Imagine inviting your friend from across town to take a couple of hours in the gym (or even on a personal treadmill), while monitoring each others performance, at the same time, you could be burning those unwanted calories and keep yourself up do date in fat burning.
The continuing improvement of current platforms, programs and applications are helping improve efficiency in data reporting. But how does this directly make an impact to the things we’ve gotten used to like personal chitchat with a buddy while standing next to each other on side-by-side treadmills while you talk about the latest gadgets or the most romantic place to date that other girl on the far right. Or the usual paper and pen tracking of calories shed during the workout session.
All these and more are soon going to change the way we see and do things as we become more automated, and “hi-tech”. with the iOS versus Android tech race. These app world would surely see their way in the next couple of years.

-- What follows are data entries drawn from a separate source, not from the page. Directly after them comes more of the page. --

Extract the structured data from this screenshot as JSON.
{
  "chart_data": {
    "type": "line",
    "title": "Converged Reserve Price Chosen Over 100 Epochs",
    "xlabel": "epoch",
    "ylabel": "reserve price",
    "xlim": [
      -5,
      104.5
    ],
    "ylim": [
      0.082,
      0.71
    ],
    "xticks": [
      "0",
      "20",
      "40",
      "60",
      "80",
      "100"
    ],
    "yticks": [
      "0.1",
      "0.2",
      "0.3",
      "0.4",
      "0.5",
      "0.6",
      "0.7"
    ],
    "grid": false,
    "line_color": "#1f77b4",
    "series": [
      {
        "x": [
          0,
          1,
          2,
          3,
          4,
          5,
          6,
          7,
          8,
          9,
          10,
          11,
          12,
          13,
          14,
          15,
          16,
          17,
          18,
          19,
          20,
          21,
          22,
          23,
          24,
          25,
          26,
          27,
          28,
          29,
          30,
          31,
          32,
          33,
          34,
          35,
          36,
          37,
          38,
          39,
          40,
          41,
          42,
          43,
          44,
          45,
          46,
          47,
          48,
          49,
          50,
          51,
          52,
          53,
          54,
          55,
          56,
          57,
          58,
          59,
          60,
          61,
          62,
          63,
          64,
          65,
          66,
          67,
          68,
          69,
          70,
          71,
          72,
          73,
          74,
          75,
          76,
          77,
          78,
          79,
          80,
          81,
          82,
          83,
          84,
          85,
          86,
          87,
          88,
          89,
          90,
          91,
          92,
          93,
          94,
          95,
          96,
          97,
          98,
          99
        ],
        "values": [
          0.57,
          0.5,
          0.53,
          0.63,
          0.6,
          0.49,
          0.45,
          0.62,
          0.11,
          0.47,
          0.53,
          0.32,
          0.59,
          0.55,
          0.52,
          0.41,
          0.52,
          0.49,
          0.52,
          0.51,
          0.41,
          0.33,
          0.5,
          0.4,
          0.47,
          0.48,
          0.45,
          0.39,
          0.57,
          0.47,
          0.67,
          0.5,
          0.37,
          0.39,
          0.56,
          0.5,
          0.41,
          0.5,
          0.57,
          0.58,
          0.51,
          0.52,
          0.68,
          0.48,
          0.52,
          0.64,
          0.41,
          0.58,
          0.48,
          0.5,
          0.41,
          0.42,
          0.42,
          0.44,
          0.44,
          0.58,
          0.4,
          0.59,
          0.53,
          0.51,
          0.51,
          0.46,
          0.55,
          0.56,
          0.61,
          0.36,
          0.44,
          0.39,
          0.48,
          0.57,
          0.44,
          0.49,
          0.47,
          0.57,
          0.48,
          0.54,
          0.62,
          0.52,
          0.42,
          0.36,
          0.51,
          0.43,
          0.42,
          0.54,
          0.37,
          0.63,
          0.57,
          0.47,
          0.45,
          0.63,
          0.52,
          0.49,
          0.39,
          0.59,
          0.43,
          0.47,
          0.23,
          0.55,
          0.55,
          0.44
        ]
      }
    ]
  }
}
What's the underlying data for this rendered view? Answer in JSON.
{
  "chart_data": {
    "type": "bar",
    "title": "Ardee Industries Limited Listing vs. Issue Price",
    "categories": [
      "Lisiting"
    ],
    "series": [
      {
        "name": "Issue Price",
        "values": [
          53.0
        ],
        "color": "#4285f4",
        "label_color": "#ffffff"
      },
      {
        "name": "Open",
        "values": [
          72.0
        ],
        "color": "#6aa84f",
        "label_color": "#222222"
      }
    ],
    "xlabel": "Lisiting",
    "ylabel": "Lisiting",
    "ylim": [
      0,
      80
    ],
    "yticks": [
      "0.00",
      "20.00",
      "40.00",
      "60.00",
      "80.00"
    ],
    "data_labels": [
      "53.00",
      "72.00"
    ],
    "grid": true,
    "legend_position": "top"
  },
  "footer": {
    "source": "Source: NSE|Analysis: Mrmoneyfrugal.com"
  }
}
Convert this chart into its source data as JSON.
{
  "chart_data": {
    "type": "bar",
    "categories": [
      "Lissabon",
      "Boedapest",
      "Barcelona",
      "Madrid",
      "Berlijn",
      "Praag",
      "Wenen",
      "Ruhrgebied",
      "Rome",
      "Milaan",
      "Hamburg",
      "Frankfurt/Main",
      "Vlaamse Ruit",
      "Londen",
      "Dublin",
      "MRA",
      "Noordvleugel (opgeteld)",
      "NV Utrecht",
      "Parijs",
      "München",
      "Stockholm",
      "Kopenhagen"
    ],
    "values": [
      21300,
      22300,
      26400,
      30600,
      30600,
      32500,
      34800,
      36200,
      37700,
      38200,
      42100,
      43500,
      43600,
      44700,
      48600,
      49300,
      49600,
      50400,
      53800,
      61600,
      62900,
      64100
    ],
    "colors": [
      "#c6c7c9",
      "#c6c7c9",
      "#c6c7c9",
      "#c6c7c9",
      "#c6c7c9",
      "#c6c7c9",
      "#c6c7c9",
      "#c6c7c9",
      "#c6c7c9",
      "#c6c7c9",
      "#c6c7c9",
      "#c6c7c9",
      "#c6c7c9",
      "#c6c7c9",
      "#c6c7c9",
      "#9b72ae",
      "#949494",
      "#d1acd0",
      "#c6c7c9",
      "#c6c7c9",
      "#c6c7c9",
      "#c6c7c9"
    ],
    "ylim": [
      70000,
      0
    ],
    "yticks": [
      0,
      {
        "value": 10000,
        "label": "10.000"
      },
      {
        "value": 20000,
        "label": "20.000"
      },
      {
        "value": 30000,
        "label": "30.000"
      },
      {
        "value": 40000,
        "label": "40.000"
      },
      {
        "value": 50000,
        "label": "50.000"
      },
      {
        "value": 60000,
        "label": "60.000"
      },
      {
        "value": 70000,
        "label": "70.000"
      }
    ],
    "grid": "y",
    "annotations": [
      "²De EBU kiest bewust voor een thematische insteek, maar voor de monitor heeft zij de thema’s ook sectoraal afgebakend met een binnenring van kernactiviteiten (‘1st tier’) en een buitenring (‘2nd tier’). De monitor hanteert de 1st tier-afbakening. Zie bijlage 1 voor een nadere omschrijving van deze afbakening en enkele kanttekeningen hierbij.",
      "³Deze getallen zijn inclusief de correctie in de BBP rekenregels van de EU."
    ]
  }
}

Though I’m personally still a huge fan of the Android platform, I still appreciate the smoothness of the iOS apps that are coming out. But if I were to think of an application that would make the most bang for my buck. I would go for something that could nearly mirrors the knowledge that of our doctors. An app (or gadget) that could pretty much check and convert medical terms into layman terms, provide us with ample information on how to identify symptoms, diagnose, or even provide information on how to cure such illnesses.
We go around trying to look for the best technology out there, and we need not be surprised once we come across something we’ve thought about a year back.